14-12-2011, 08:02 AM
Angus McDonald Wrote:Phil answered
Quote:Angus Ian is I recall 10 months older than Daniel with a January Birthday, hence went into S1 a year earlier than Daniel.
It was ofcourse a 5 year plan you were talking about and you mentioned December 2006. At this time Ian was still in primary. His live grade would have been over 1000 and Daniel's might have been and I think Jonny's was.
Unless ofcourse part of the strategy was to do the 5 year plan in 4 years!
Have to agree though the talent at the younger age groups is fantastic. Also from ages 15 to 25 there are
possibly about 20 players who could/should become titled players.

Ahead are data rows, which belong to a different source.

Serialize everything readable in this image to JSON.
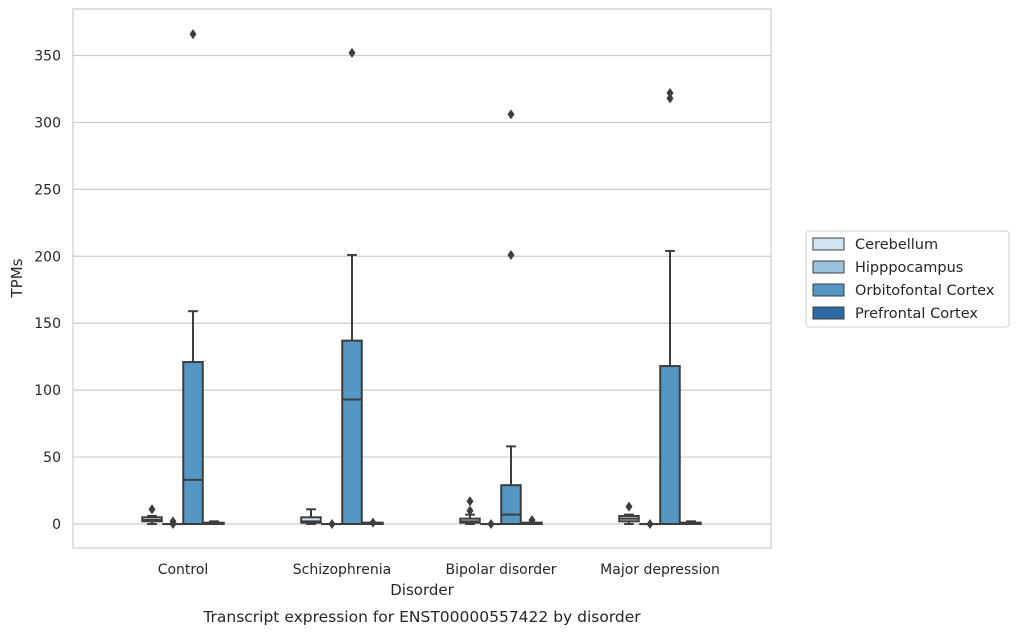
{
  "chart_data": {
    "type": "box",
    "title": "",
    "caption": "Transcript expression for ENST00000557422 by disorder",
    "xlabel": "Disorder",
    "ylabel": "TPMs",
    "ylim": [
      -18,
      385
    ],
    "yticks": [
      0,
      50,
      100,
      150,
      200,
      250,
      300,
      350
    ],
    "grid": "horizontal",
    "legend_position": "right",
    "categories": [
      "Control",
      "Schizophrenia",
      "Bipolar disorder",
      "Major depression"
    ],
    "series": [
      {
        "name": "Cerebellum",
        "color": "#d2e3f2",
        "boxes": [
          {
            "whisker_low": 0,
            "q1": 2,
            "median": 3,
            "q3": 5,
            "whisker_high": 6,
            "outliers": [
              11
            ]
          },
          {
            "whisker_low": 0,
            "q1": 1,
            "median": 2,
            "q3": 5,
            "whisker_high": 11,
            "outliers": []
          },
          {
            "whisker_low": 0,
            "q1": 1,
            "median": 2,
            "q3": 4,
            "whisker_high": 7,
            "outliers": [
              10,
              17
            ]
          },
          {
            "whisker_low": 0,
            "q1": 2,
            "median": 4,
            "q3": 6,
            "whisker_high": 7,
            "outliers": [
              13
            ]
          }
        ]
      },
      {
        "name": "Hipppocampus",
        "color": "#9bc3de",
        "boxes": [
          {
            "whisker_low": 0,
            "q1": 0,
            "median": 0,
            "q3": 0,
            "whisker_high": 0,
            "outliers": [
              2,
              0
            ]
          },
          {
            "whisker_low": 0,
            "q1": 0,
            "median": 0,
            "q3": 0,
            "whisker_high": 0,
            "outliers": [
              0
            ]
          },
          {
            "whisker_low": 0,
            "q1": 0,
            "median": 0,
            "q3": 0,
            "whisker_high": 0,
            "outliers": [
              0
            ]
          },
          {
            "whisker_low": 0,
            "q1": 0,
            "median": 0,
            "q3": 0,
            "whisker_high": 0,
            "outliers": [
              0
            ]
          }
        ]
      },
      {
        "name": "Orbitofontal Cortex",
        "color": "#5496c4",
        "boxes": [
          {
            "whisker_low": 0,
            "q1": 0,
            "median": 33,
            "q3": 121,
            "whisker_high": 159,
            "outliers": [
              366
            ]
          },
          {
            "whisker_low": 0,
            "q1": 0,
            "median": 93,
            "q3": 137,
            "whisker_high": 201,
            "outliers": [
              352
            ]
          },
          {
            "whisker_low": 0,
            "q1": 0,
            "median": 7,
            "q3": 29,
            "whisker_high": 58,
            "outliers": [
              201,
              306
            ]
          },
          {
            "whisker_low": 0,
            "q1": 0,
            "median": 0,
            "q3": 118,
            "whisker_high": 204,
            "outliers": [
              318,
              322
            ]
          }
        ]
      },
      {
        "name": "Prefrontal Cortex",
        "color": "#2c69a5",
        "boxes": [
          {
            "whisker_low": 0,
            "q1": 0,
            "median": 0,
            "q3": 1,
            "whisker_high": 2,
            "outliers": []
          },
          {
            "whisker_low": 0,
            "q1": 0,
            "median": 0,
            "q3": 1,
            "whisker_high": 1,
            "outliers": [
              1
            ]
          },
          {
            "whisker_low": 0,
            "q1": 0,
            "median": 0,
            "q3": 1,
            "whisker_high": 1,
            "outliers": [
              3
            ]
          },
          {
            "whisker_low": 0,
            "q1": 0,
            "median": 0,
            "q3": 1,
            "whisker_high": 2,
            "outliers": []
          }
        ]
      }
    ]
  }
}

Time will tell and if they do a lot of the credit will go to the players themselves imho.
My error, now corrected at the top of this thread, was to recall that Daniel's P7 year was 2006 and not the actual answer of 2007. I have yet to make the classical mistake (made by a surprising number of fathers) of getting my child's date of birth wrong - I hope so but the combined research ability of the notice board readers might find an exception.

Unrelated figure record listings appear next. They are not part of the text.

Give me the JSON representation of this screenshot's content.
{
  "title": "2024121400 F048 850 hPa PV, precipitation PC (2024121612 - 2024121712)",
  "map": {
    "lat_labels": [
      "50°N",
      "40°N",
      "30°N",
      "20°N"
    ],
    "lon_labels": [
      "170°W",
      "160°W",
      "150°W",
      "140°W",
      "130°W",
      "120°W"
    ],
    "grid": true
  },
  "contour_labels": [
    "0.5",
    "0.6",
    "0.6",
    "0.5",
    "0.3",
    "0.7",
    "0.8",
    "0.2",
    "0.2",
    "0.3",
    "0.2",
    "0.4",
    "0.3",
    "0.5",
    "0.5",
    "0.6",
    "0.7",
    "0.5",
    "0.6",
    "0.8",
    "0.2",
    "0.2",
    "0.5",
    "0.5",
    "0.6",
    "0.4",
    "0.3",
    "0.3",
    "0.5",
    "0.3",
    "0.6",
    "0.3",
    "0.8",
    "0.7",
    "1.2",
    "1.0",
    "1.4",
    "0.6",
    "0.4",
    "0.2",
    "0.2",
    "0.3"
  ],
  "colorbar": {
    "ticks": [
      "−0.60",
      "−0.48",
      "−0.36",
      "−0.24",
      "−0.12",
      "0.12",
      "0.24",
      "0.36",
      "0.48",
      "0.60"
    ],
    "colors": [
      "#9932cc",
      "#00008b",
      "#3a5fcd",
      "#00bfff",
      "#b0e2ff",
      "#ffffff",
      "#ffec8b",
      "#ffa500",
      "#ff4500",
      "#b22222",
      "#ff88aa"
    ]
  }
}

However, with Dec 2007 being 1 year through a five year plan that does not change the points I was trying to get across within that posting.

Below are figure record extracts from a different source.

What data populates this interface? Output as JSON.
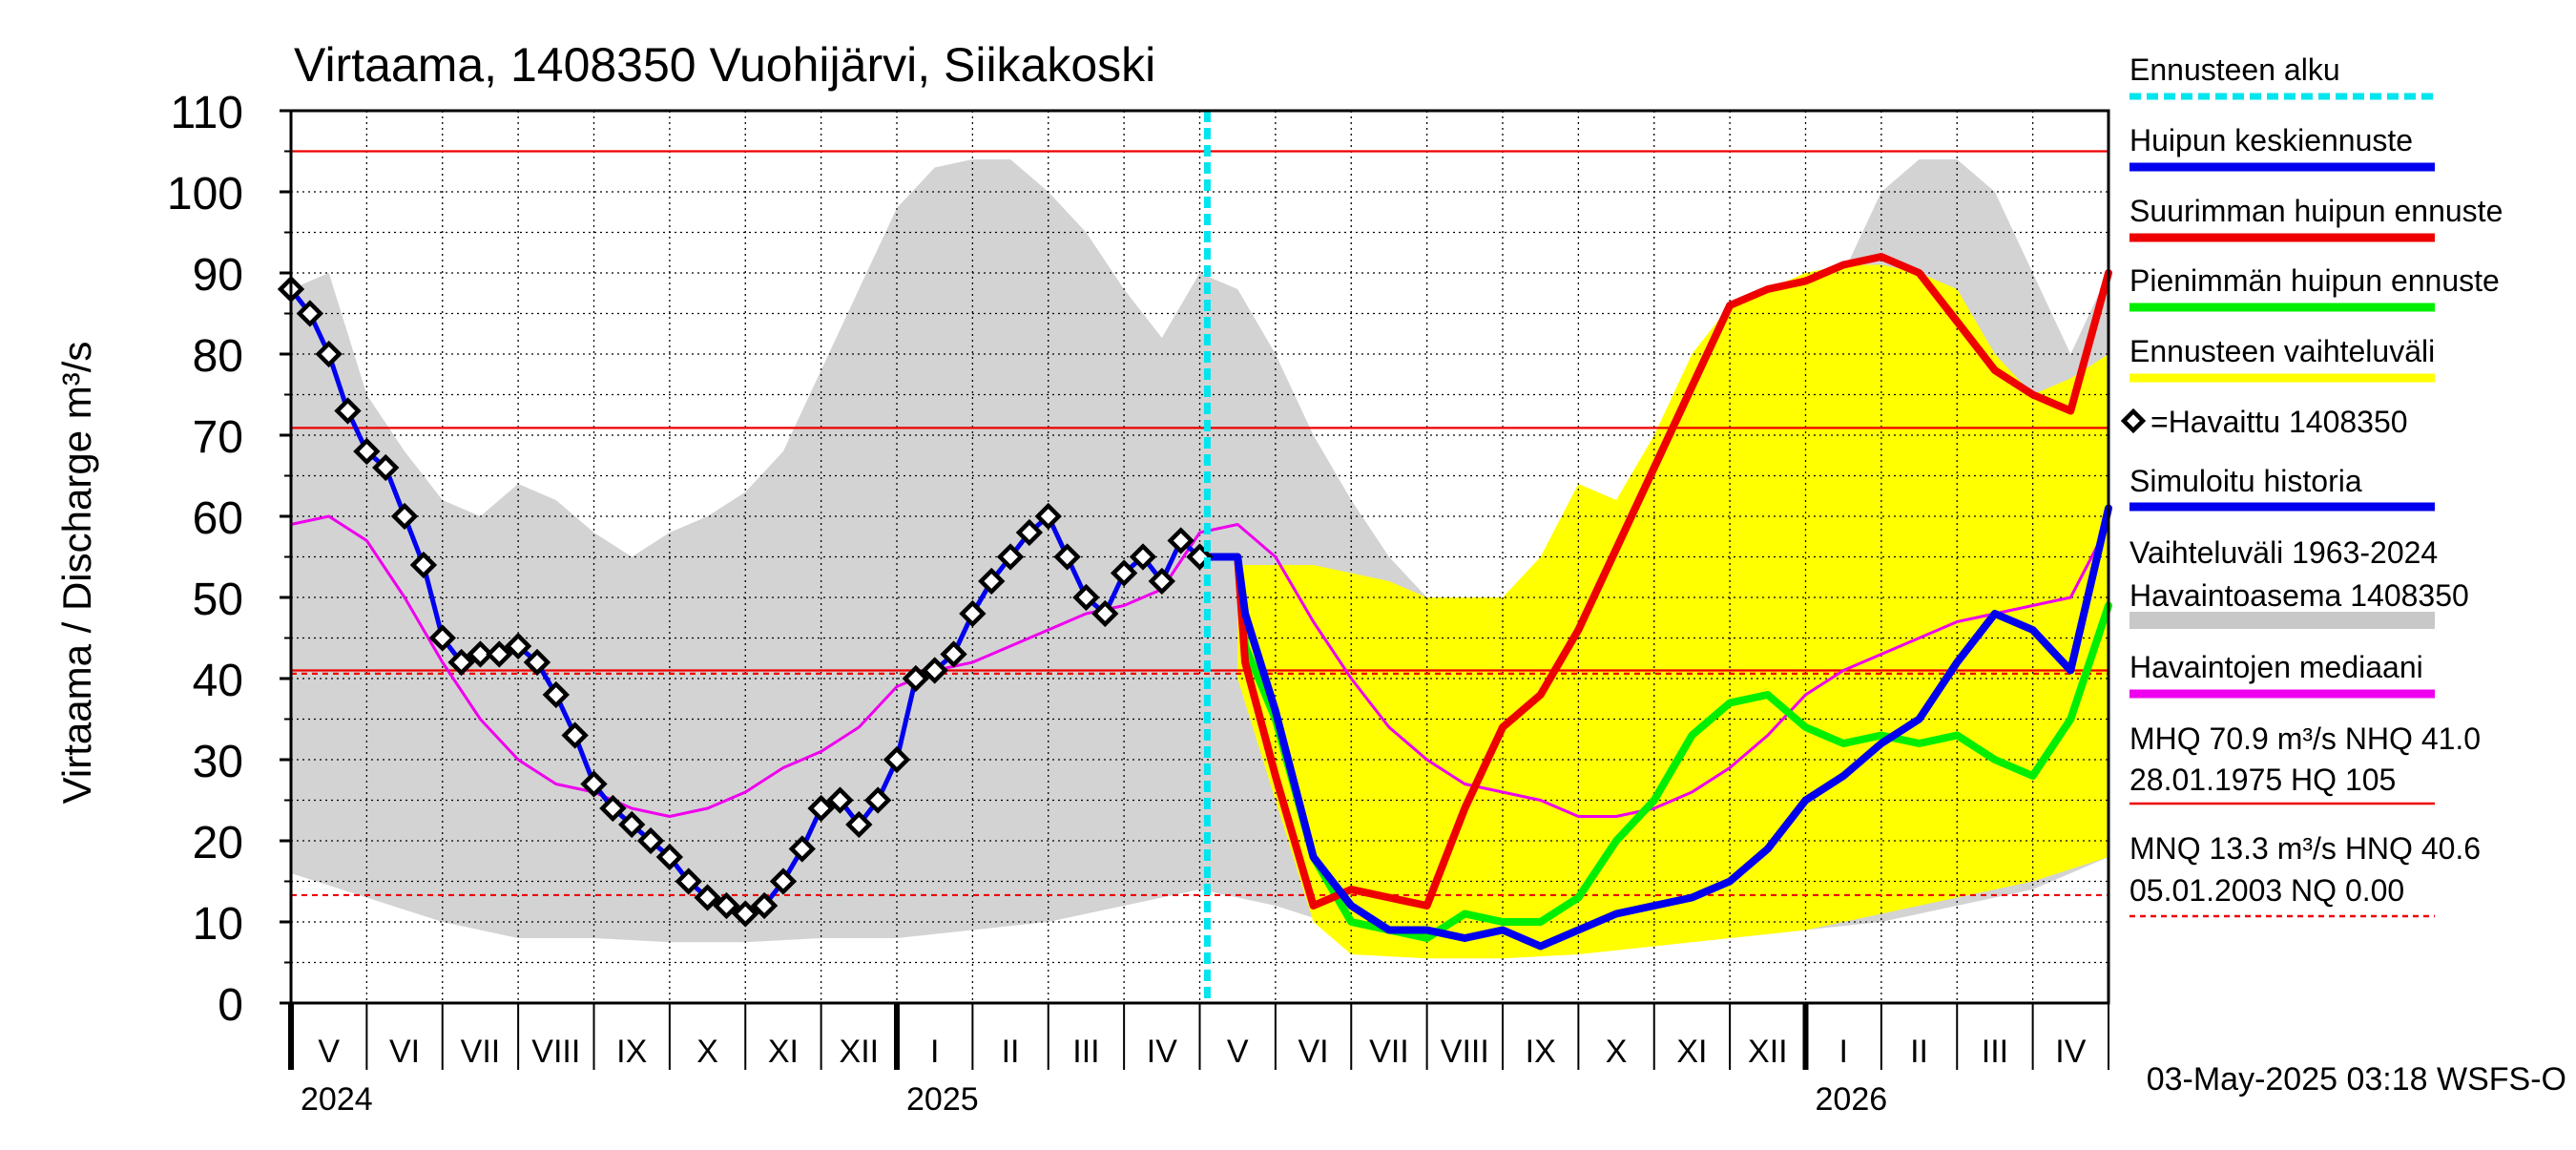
{
  "chart_data": {
    "type": "line",
    "title": "Virtaama, 1408350 Vuohijärvi, Siikakoski",
    "ylabel": "Virtaama / Discharge    m³/s",
    "ylim": [
      0,
      110
    ],
    "yticks": [
      0,
      10,
      20,
      30,
      40,
      50,
      60,
      70,
      80,
      90,
      100,
      110
    ],
    "xlim_month_index": [
      0,
      24
    ],
    "month_labels": [
      "V",
      "VI",
      "VII",
      "VIII",
      "IX",
      "X",
      "XI",
      "XII",
      "I",
      "II",
      "III",
      "IV",
      "V",
      "VI",
      "VII",
      "VIII",
      "IX",
      "X",
      "XI",
      "XII",
      "I",
      "II",
      "III",
      "IV"
    ],
    "year_labels": [
      {
        "label": "2024",
        "month_index": 0
      },
      {
        "label": "2025",
        "month_index": 8
      },
      {
        "label": "2026",
        "month_index": 20
      }
    ],
    "forecast_start_month_index": 12.1,
    "reference_lines": [
      {
        "name": "HQ",
        "value": 105,
        "style": "solid"
      },
      {
        "name": "MHQ",
        "value": 70.9,
        "style": "solid"
      },
      {
        "name": "NHQ",
        "value": 41.0,
        "style": "solid"
      },
      {
        "name": "HNQ",
        "value": 40.6,
        "style": "dashed"
      },
      {
        "name": "MNQ",
        "value": 13.3,
        "style": "dashed"
      },
      {
        "name": "NQ",
        "value": 0.0,
        "style": "dashed"
      }
    ],
    "legend": [
      {
        "label": "Ennusteen alku",
        "color": "#00e5ee",
        "style": "dashed"
      },
      {
        "label": "Huipun keskiennuste",
        "color": "#0000ee",
        "style": "solid"
      },
      {
        "label": "Suurimman huipun ennuste",
        "color": "#ee0000",
        "style": "solid"
      },
      {
        "label": "Pienimmän huipun ennuste",
        "color": "#00ee00",
        "style": "solid"
      },
      {
        "label": "Ennusteen vaihteluväli",
        "color": "#ffff00",
        "style": "solid"
      },
      {
        "label": "=Havaittu 1408350",
        "color": "#000000",
        "style": "marker"
      },
      {
        "label": "Simuloitu historia",
        "color": "#0000ee",
        "style": "solid"
      },
      {
        "label": "Vaihteluväli 1963-2024",
        "color": "#c8c8c8",
        "style": "solid"
      },
      {
        "label": " Havaintoasema 1408350",
        "color": "#c8c8c8",
        "style": "none"
      },
      {
        "label": "Havaintojen mediaani",
        "color": "#ee00ee",
        "style": "solid"
      },
      {
        "label": "MHQ 70.9 m³/s NHQ 41.0",
        "color": "#ee0000",
        "style": "none"
      },
      {
        "label": "28.01.1975 HQ  105",
        "color": "#ee0000",
        "style": "solid"
      },
      {
        "label": "MNQ 13.3 m³/s HNQ 40.6",
        "color": "#ee0000",
        "style": "none"
      },
      {
        "label": "05.01.2003 NQ 0.00",
        "color": "#ee0000",
        "style": "dashed"
      }
    ],
    "series": [
      {
        "name": "Vaihteluväli 1963-2024 (upper)",
        "color": "#d3d3d3",
        "x": [
          0,
          0.5,
          1,
          1.5,
          2,
          2.5,
          3,
          3.5,
          4,
          4.5,
          5,
          5.5,
          6,
          6.5,
          7,
          7.5,
          8,
          8.5,
          9,
          9.5,
          10,
          10.5,
          11,
          11.5,
          12,
          12.5,
          13,
          13.5,
          14,
          14.5,
          15,
          15.5,
          16,
          16.5,
          17,
          17.5,
          18,
          18.5,
          19,
          19.5,
          20,
          20.5,
          21,
          21.5,
          22,
          22.5,
          23,
          23.5,
          24
        ],
        "y": [
          88,
          90,
          75,
          68,
          62,
          60,
          64,
          62,
          58,
          55,
          58,
          60,
          63,
          68,
          78,
          88,
          98,
          103,
          104,
          104,
          100,
          95,
          88,
          82,
          90,
          88,
          80,
          70,
          62,
          55,
          50,
          47,
          48,
          50,
          55,
          60,
          62,
          65,
          68,
          72,
          78,
          90,
          100,
          104,
          104,
          100,
          90,
          80,
          90
        ]
      },
      {
        "name": "Vaihteluväli 1963-2024 (lower)",
        "color": "#d3d3d3",
        "x": [
          0,
          1,
          2,
          3,
          4,
          5,
          6,
          7,
          8,
          9,
          10,
          11,
          12,
          13,
          14,
          15,
          16,
          17,
          18,
          19,
          20,
          21,
          22,
          23,
          24
        ],
        "y": [
          16,
          13,
          10,
          8,
          8,
          7.5,
          7.5,
          8,
          8,
          9,
          10,
          12,
          14,
          12,
          9,
          7.5,
          7,
          7,
          7.5,
          8,
          9,
          10,
          12,
          14,
          18
        ]
      },
      {
        "name": "Ennusteen vaihteluväli (upper)",
        "color": "#ffff00",
        "x": [
          12.5,
          13,
          13.5,
          14,
          14.5,
          15,
          15.5,
          16,
          16.5,
          17,
          17.5,
          18,
          18.5,
          19,
          19.5,
          20,
          20.5,
          21,
          21.5,
          22,
          22.5,
          23,
          23.5,
          24
        ],
        "y": [
          54,
          54,
          54,
          53,
          52,
          50,
          50,
          50,
          55,
          64,
          62,
          70,
          80,
          86,
          88,
          90,
          91,
          91,
          90,
          88,
          80,
          75,
          77,
          80
        ]
      },
      {
        "name": "Ennusteen vaihteluväli (lower)",
        "color": "#ffff00",
        "x": [
          12.5,
          13,
          13.5,
          14,
          15,
          16,
          17,
          18,
          19,
          20,
          21,
          22,
          23,
          24
        ],
        "y": [
          40,
          25,
          10,
          6,
          5.5,
          5.5,
          6,
          7,
          8,
          9,
          11,
          13,
          15,
          18
        ]
      },
      {
        "name": "Havaintojen mediaani",
        "color": "#ee00ee",
        "x": [
          0,
          0.5,
          1,
          1.5,
          2,
          2.5,
          3,
          3.5,
          4,
          4.5,
          5,
          5.5,
          6,
          6.5,
          7,
          7.5,
          8,
          8.5,
          9,
          9.5,
          10,
          10.5,
          11,
          11.5,
          12,
          12.5,
          13,
          13.5,
          14,
          14.5,
          15,
          15.5,
          16,
          16.5,
          17,
          17.5,
          18,
          18.5,
          19,
          19.5,
          20,
          20.5,
          21,
          21.5,
          22,
          22.5,
          23,
          23.5,
          24
        ],
        "y": [
          59,
          60,
          57,
          50,
          42,
          35,
          30,
          27,
          26,
          24,
          23,
          24,
          26,
          29,
          31,
          34,
          39,
          41,
          42,
          44,
          46,
          48,
          49,
          51,
          58,
          59,
          55,
          47,
          40,
          34,
          30,
          27,
          26,
          25,
          23,
          23,
          24,
          26,
          29,
          33,
          38,
          41,
          43,
          45,
          47,
          48,
          49,
          50,
          59
        ]
      },
      {
        "name": "Havaittu 1408350",
        "color": "#000000",
        "x": [
          0,
          0.25,
          0.5,
          0.75,
          1,
          1.25,
          1.5,
          1.75,
          2,
          2.25,
          2.5,
          2.75,
          3,
          3.25,
          3.5,
          3.75,
          4,
          4.25,
          4.5,
          4.75,
          5,
          5.25,
          5.5,
          5.75,
          6,
          6.25,
          6.5,
          6.75,
          7,
          7.25,
          7.5,
          7.75,
          8,
          8.25,
          8.5,
          8.75,
          9,
          9.25,
          9.5,
          9.75,
          10,
          10.25,
          10.5,
          10.75,
          11,
          11.25,
          11.5,
          11.75,
          12
        ],
        "y": [
          88,
          85,
          80,
          73,
          68,
          66,
          60,
          54,
          45,
          42,
          43,
          43,
          44,
          42,
          38,
          33,
          27,
          24,
          22,
          20,
          18,
          15,
          13,
          12,
          11,
          12,
          15,
          19,
          24,
          25,
          22,
          25,
          30,
          40,
          41,
          43,
          48,
          52,
          55,
          58,
          60,
          55,
          50,
          48,
          53,
          55,
          52,
          57,
          55
        ]
      },
      {
        "name": "Simuloitu historia",
        "color": "#0000ee",
        "x": [
          0,
          0.25,
          0.5,
          0.75,
          1,
          1.25,
          1.5,
          1.75,
          2,
          2.25,
          2.5,
          2.75,
          3,
          3.25,
          3.5,
          3.75,
          4,
          4.25,
          4.5,
          4.75,
          5,
          5.25,
          5.5,
          5.75,
          6,
          6.25,
          6.5,
          6.75,
          7,
          7.25,
          7.5,
          7.75,
          8,
          8.25,
          8.5,
          8.75,
          9,
          9.25,
          9.5,
          9.75,
          10,
          10.25,
          10.5,
          10.75,
          11,
          11.25,
          11.5,
          11.75,
          12,
          12.1
        ],
        "y": [
          88,
          85,
          80,
          73,
          68,
          66,
          60,
          54,
          45,
          42,
          43,
          43,
          44,
          42,
          38,
          33,
          27,
          24,
          22,
          20,
          18,
          15,
          13,
          12,
          11,
          12,
          15,
          19,
          24,
          25,
          22,
          25,
          30,
          40,
          41,
          43,
          48,
          52,
          55,
          58,
          60,
          55,
          50,
          48,
          53,
          55,
          52,
          57,
          55,
          55
        ]
      },
      {
        "name": "Suurimman huipun ennuste",
        "color": "#ee0000",
        "x": [
          12.1,
          12.5,
          12.6,
          13,
          13.5,
          14,
          14.5,
          15,
          15.5,
          16,
          16.5,
          17,
          17.5,
          18,
          18.5,
          19,
          19.5,
          20,
          20.5,
          21,
          21.5,
          22,
          22.5,
          23,
          23.5,
          24
        ],
        "y": [
          55,
          55,
          42,
          28,
          12,
          14,
          13,
          12,
          24,
          34,
          38,
          46,
          56,
          66,
          76,
          86,
          88,
          89,
          91,
          92,
          90,
          84,
          78,
          75,
          73,
          90
        ]
      },
      {
        "name": "Pienimmän huipun ennuste",
        "color": "#00ee00",
        "x": [
          12.1,
          12.5,
          12.6,
          13,
          13.5,
          14,
          14.5,
          15,
          15.5,
          16,
          16.5,
          17,
          17.5,
          18,
          18.5,
          19,
          19.5,
          20,
          20.5,
          21,
          21.5,
          22,
          22.5,
          23,
          23.5,
          24
        ],
        "y": [
          55,
          55,
          44,
          35,
          18,
          10,
          9,
          8,
          11,
          10,
          10,
          13,
          20,
          25,
          33,
          37,
          38,
          34,
          32,
          33,
          32,
          33,
          30,
          28,
          35,
          49
        ]
      },
      {
        "name": "Huipun keskiennuste",
        "color": "#0000ee",
        "x": [
          12.1,
          12.5,
          12.6,
          13,
          13.5,
          14,
          14.5,
          15,
          15.5,
          16,
          16.5,
          17,
          17.5,
          18,
          18.5,
          19,
          19.5,
          20,
          20.5,
          21,
          21.5,
          22,
          22.5,
          23,
          23.5,
          24
        ],
        "y": [
          55,
          55,
          48,
          36,
          18,
          12,
          9,
          9,
          8,
          9,
          7,
          9,
          11,
          12,
          13,
          15,
          19,
          25,
          28,
          32,
          35,
          42,
          48,
          46,
          41,
          61
        ]
      }
    ]
  },
  "footer": {
    "timestamp": "03-May-2025 03:18 WSFS-O"
  }
}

You are absolutely correct when you say that there are a large number of youngsters in the age group 15 to 25 capable of becoming titled players.
In the middle part of that age range I sent representatives to World U21 in Poland (I recall 2010) but I was unable to get Clement to India in 2011. As you know organising to play in different continent is much harder than a budget flight from a UK airport to the continent.
There could be 20 players capable of getting a title but not all will have the motivation to do the work to get there. IM's on average require something like 10,000 to 12,000 hours of study to become that strong. Even if 3/4 of that work has been done it can be a logical lifestyle decision to concentrate on University/Work/Family and we can't demand titles from all 20 in the next few years.
One way to make future titles more likely is to start using coaches in the top half of the age range you quote. This can be a win win situation but it was always my policy to only use coaches with a track record of succesful junior coaching. A high grade alone is not sufficient. At this point I must state that there are some excellent coaches out there who deserved more coaching opportunities than I gave them. This is akin to the perennial question for large businesses. To concentrate on core activities or to diversify.
Time here to name check the two of those most underused (by me) and most talented coaches. Neil Berry and Graeme Kafka. I hope they have a future role in the development of our elite juniors, preferably in an official capacity.